XXXXVIII - Une si jolie fille

     Après la guerre de 1939, et la fin de l’occupation Allemande, c’est à dire en 1945, je décidais de m’engager dans la Garde Républicaine. J’avais vingt et un ans, et après un stage de trois mois à Paris, et plusieurs mois à Lodève, j’étais envoyé en Autriche pour assumer le maintien de l’ordre ainsi qu’au titre de la coopération.

     Je me trouvais à Innsbourg, ville coquette du Tyrol, mais qui avait beaucoup souffert de la guerre, et où régnait une grande famine.

     Un matin, je me promenais avec un camarade dans l’avenue principale de la ville. (A cette période j’étais affecté à des services de nuit, ce qui me permettait d’avoir du temps libre pendant la journée).

     Donc nous longions la rue lorsque mon regard fût attiré par une charmante personne, qui était entrain de broder dans l’embrasure d’une fenêtre au rez de chaussé. Elle se penchait sur son ouvrage, et, sentant notre présence, elle releva un peu la tête en souriant.

     C’était une adorable jeune fille, d’une beauté rare. Nous lui dîmes bonjour ; elle nous répondit en français. Nous étions surpris de voir qu’elle connaissait notre langue. Elle nous expliqua qu’elle avait appris le français au cours de ses études. Comme nous étions étonnés de la voir travailler à la broderie, elle nous fit comprendre qu’il fallait bien vivre, ainsi que sa famille.

     Elle ne pouvait pas se permettre de flâner comme nous étions entrain de le faire en ce moment.

     A tout hasard, je lui proposais de l’amener le soir à cinq heures, à un Pub où nous nous rendions presque tous les jours pour écouter de la musique, et surtout boire du chocolat ou du thé tout en dégustant des petits gâteaux très ordinaires (Il ne fallait pas être trop difficile à cette époque).

     Cet établissement était réservé uniquement aux militaires gradés. Mais l’on pouvait se faire accompagner d’une «fraülen» (demoiselle).

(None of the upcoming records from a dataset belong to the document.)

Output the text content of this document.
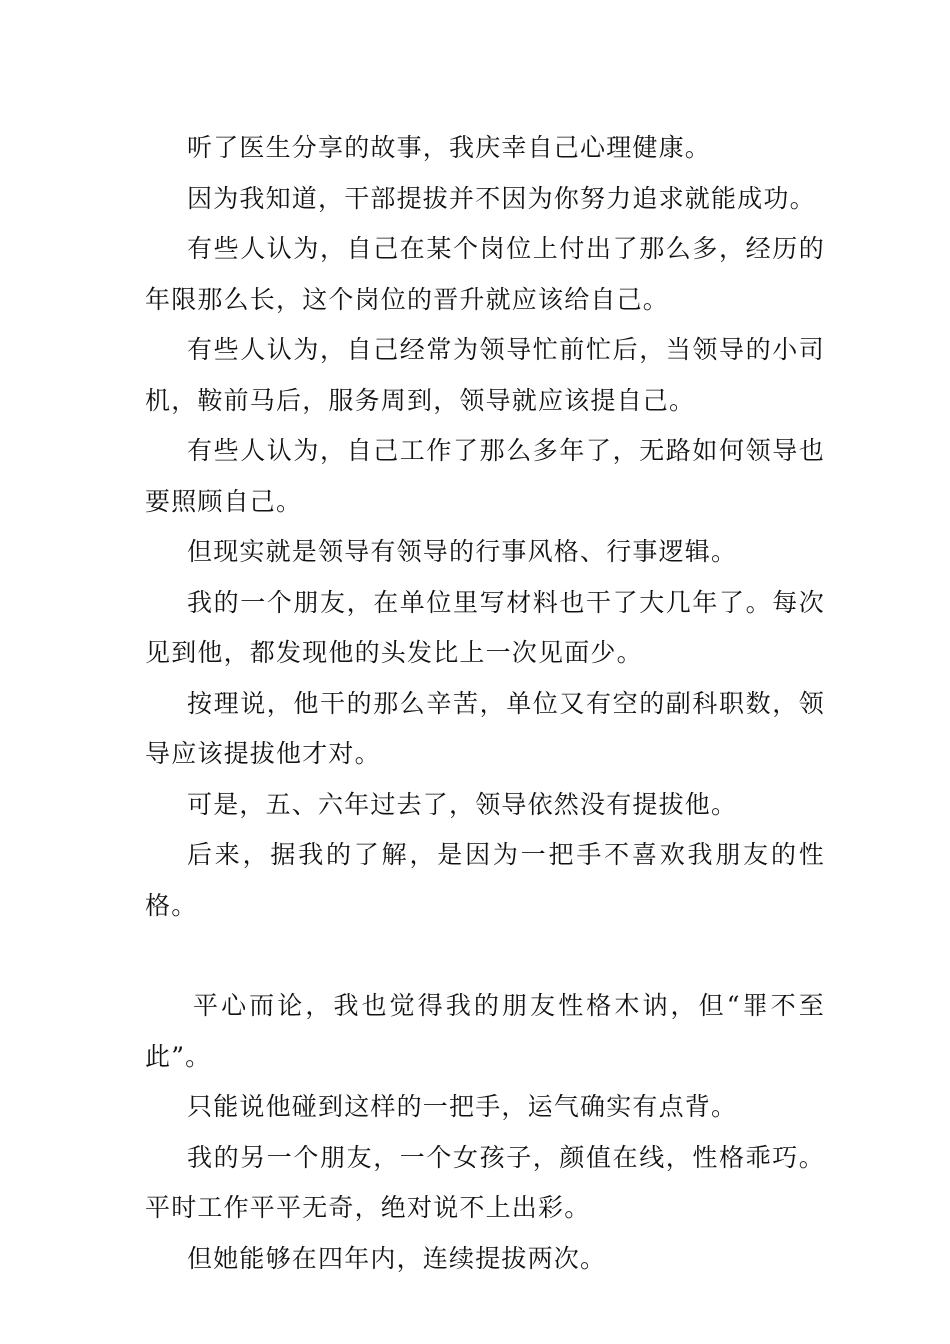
听了医生分享的故事，我庆幸自己心理健康。

因为我知道，干部提拔并不因为你努力追求就能成功。

有些人认为，自己在某个岗位上付出了那么多，经历的年限那么长，这个岗位的晋升就应该给自己。

有些人认为，自己经常为领导忙前忙后，当领导的小司机，鞍前马后，服务周到，领导就应该提自己。

有些人认为，自己工作了那么多年了，无路如何领导也要照顾自己。

但现实就是领导有领导的行事风格、行事逻辑。

我的一个朋友，在单位里写材料也干了大几年了。每次见到他，都发现他的头发比上一次见面少。

按理说，他干的那么辛苦，单位又有空的副科职数，领导应该提拔他才对。

可是，五、六年过去了，领导依然没有提拔他。

后来，据我的了解，是因为一把手不喜欢我朋友的性格。

平心而论，我也觉得我的朋友性格木讷，但“罪不至此”。

只能说他碰到这样的一把手，运气确实有点背。

我的另一个朋友，一个女孩子，颜值在线，性格乖巧。平时工作平平无奇，绝对说不上出彩。

但她能够在四年内，连续提拔两次。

     Après un temps d’hésitation, notre charmante rencontre accepta, et nous nous donnions rendez-vous à cinq heures, sur le boulevard. Comme nous étions sous le charme de cette jolie fille autant l’un que l’autre, nous décidâmes de nous rendre ensemble au Pub. On verrait bien par la suite, à qui d’entre nous deux irait sa préférence.

     Lorsque nous arrivions sur le boulevard, la belle était déjà là à nous attendre. Elle était immobile et ne nous avait pas vu venir. Alors pour patienter, elle se mit à marcher le long du trottoir.

     Ce fût alors la catastrophe ! Nous restions cloués sur place, comme anéantis. Notre beauté se déplaçait difficilement, atteinte d’un déhanchement très prononcé. Cela faisait peine à voir.

     Alors, comme deux dégonflés, nous fîmes demi-tour, sans qu’elle nous aperçoive. Nous nous rendîmes, comme d’habitude, manger des gâteaux à notre endroit coutumier ; mais ils avaient un petit goût amer ce jour là.

     Par la suite, il m’est arrivé de penser à cette jeune fille, victime, sans nul doute, d’un bombardement, et que nous avions une fois de plus humiliée.